Nadrabiając zaległości recenzenckie, bo wiem że je mam —> przepraszam, podsyłam też krótką notkę o pewnej nieoczywistej i mało znanej książce. 

W ramach rekompensaty coś, o czym głośno nie było, a nad czym warto się pochylić.
Co prawda, objętościowo, jest to bardziej utyta nowelka, ale na taki piękny dzisiejszy dzień w sam raz. Zwłaszcza, że dotyczy jesieni. Tej życia, chociaż narracją raczy nas 35-letni młodzian.
Nieoczywistości życiowe bywają ciekawe, zwłaszcza, jeżeli są okraszone tożsamym poczuciem humoru. I tak też się dzieje w „Szczęśliwych Dniach” Laurenta Graffa. Fabuła jest spokojna, ale w całościowym ujęciu zabawna, lecz niech to Was nie zmyli.
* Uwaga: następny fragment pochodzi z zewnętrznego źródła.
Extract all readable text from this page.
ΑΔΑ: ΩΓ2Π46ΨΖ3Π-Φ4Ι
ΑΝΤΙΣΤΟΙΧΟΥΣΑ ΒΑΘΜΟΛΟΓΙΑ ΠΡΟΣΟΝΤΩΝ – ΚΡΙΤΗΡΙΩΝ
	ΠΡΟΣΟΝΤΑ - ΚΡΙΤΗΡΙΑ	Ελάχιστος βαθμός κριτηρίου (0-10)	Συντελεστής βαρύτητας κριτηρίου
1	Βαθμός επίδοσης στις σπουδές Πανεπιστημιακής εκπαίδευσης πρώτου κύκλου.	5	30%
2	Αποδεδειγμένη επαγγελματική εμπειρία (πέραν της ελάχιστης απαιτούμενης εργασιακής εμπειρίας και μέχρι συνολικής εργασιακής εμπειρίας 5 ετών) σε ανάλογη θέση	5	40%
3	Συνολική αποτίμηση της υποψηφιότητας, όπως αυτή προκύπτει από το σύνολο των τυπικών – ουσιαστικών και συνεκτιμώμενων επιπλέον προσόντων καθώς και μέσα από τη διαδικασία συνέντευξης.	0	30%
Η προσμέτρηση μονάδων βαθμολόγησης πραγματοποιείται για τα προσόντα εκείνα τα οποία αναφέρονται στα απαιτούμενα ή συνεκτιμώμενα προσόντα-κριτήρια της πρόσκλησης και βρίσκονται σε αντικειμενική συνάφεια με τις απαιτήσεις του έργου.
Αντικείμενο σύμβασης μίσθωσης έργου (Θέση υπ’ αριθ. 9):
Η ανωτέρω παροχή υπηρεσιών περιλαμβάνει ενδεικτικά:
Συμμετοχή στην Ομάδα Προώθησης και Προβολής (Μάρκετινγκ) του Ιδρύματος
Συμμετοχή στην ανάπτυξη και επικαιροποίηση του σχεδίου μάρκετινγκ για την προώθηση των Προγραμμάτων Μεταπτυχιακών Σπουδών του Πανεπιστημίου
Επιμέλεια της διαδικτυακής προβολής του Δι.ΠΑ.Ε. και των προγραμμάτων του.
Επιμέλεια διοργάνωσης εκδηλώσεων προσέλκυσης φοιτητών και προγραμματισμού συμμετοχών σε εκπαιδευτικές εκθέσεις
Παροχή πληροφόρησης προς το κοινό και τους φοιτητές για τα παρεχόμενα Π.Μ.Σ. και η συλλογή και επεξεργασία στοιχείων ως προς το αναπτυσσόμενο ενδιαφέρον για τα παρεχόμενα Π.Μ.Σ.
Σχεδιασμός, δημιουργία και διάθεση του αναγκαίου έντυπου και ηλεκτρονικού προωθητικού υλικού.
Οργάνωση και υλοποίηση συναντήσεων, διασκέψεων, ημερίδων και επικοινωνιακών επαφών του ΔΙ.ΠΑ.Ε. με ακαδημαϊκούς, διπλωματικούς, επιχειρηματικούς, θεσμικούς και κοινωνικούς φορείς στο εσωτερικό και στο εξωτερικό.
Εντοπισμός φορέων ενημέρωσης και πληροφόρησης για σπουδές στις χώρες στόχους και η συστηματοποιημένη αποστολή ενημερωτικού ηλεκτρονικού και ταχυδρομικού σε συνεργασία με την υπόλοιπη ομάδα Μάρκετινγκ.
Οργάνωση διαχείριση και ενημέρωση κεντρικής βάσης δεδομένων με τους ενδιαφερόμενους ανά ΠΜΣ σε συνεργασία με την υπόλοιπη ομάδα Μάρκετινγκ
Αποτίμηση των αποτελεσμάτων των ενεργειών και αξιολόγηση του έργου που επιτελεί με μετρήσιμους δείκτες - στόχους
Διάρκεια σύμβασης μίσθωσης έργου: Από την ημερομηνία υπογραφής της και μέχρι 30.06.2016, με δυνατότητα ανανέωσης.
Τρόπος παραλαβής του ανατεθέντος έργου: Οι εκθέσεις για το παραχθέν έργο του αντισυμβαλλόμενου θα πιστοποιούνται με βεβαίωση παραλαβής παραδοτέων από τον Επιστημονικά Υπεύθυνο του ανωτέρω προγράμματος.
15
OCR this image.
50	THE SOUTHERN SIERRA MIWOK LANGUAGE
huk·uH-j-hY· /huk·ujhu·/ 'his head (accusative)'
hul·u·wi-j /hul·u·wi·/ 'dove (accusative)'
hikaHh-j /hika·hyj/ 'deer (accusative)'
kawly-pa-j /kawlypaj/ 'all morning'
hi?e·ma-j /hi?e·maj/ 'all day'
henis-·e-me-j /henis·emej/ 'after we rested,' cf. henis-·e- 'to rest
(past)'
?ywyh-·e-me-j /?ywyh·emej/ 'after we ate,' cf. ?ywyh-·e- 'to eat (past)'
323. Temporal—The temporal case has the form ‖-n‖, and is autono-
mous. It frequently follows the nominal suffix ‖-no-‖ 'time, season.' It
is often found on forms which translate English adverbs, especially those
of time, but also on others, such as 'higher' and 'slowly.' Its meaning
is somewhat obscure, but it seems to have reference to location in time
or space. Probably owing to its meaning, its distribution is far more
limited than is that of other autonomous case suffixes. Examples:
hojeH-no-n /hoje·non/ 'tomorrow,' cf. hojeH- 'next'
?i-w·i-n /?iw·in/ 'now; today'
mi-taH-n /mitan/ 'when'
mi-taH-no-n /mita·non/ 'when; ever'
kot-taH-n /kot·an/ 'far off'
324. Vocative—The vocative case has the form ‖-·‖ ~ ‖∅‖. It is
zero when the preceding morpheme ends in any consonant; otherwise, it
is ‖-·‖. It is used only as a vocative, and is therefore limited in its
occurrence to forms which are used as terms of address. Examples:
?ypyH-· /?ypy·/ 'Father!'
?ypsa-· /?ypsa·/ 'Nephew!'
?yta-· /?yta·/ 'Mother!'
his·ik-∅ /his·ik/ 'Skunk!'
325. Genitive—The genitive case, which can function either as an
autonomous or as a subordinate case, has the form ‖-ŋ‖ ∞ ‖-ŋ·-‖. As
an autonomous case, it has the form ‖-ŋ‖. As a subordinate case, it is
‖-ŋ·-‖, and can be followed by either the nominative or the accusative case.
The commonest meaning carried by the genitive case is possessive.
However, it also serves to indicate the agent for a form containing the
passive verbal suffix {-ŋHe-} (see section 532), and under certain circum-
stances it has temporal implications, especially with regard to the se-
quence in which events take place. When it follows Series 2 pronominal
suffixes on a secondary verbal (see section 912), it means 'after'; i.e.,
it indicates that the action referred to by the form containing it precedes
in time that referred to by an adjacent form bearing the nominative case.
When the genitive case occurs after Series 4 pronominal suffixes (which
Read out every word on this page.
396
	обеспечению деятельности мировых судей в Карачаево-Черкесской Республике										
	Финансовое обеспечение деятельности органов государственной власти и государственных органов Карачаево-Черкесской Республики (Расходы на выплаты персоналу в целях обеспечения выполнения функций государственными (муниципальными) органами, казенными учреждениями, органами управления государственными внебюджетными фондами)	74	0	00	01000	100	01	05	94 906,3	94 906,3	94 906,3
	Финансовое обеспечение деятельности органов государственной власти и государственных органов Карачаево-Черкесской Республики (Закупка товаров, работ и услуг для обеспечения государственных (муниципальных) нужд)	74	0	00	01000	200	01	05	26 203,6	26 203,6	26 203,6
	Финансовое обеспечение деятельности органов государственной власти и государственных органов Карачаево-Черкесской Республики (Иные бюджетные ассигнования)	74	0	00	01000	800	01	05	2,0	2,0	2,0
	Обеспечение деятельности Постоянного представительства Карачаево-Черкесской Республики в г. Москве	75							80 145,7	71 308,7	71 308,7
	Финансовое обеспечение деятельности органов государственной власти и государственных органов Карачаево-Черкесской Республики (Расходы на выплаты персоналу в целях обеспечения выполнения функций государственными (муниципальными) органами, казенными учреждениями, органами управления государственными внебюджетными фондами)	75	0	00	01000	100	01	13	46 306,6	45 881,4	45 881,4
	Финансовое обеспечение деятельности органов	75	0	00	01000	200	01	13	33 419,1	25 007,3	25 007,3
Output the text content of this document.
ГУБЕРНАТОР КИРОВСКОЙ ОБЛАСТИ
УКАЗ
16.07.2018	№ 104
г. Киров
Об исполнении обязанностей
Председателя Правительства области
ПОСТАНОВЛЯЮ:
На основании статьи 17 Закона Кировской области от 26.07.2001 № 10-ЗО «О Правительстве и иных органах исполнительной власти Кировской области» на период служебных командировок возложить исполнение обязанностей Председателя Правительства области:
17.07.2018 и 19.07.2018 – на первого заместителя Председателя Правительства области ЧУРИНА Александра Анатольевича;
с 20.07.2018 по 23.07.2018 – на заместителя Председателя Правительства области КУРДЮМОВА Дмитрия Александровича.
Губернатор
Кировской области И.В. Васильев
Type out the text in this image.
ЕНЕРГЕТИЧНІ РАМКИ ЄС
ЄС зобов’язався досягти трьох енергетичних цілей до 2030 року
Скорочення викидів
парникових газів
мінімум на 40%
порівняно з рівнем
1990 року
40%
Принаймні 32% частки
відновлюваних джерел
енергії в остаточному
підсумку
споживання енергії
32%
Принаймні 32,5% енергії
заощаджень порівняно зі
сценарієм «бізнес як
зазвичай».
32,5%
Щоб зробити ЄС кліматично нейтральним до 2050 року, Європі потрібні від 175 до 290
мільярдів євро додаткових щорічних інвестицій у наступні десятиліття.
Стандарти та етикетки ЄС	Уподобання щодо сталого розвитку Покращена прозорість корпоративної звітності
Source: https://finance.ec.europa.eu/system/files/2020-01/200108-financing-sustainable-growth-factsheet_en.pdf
Opowieść toczy się w domu spokojnej starości, do którego wprowadza się – w roli pensjonariusza – młody, zdrowy mężczyzna.
Ta krótka historia wymaga dystansu, a w finalnym rozrachunku zmusza do refleksji.
Bo chociaż jest tu, a może raczej bywa zabawnie, to widmo utraty pełnej kontroli nad swoim życiem (nie tylko w sensie prawnym, ale też na poziomie mentalnym) nie ma w sobie absolutnie nic wesołego. Taka perspektywa bardziej przygnębia i odstrasza, niż rozczula i mami. Ale w otoczeniu osób szanujących te niedomagania, zdolnych do empatii i cierpliwych, to mogą być właśnie takie szczęśliwe dni, nawet jeżeli tylko pozornie. Ale życie jest przecież grą pozorów, czyż nie?
„(Dzieci) Próbowały już kolejno zabierać go do siebie i za nic nie chce powtarzać tego doświadczenia. Jest tu szczęśliwy za żadne skarby nie opuściłby swojego azylu” (str. 44).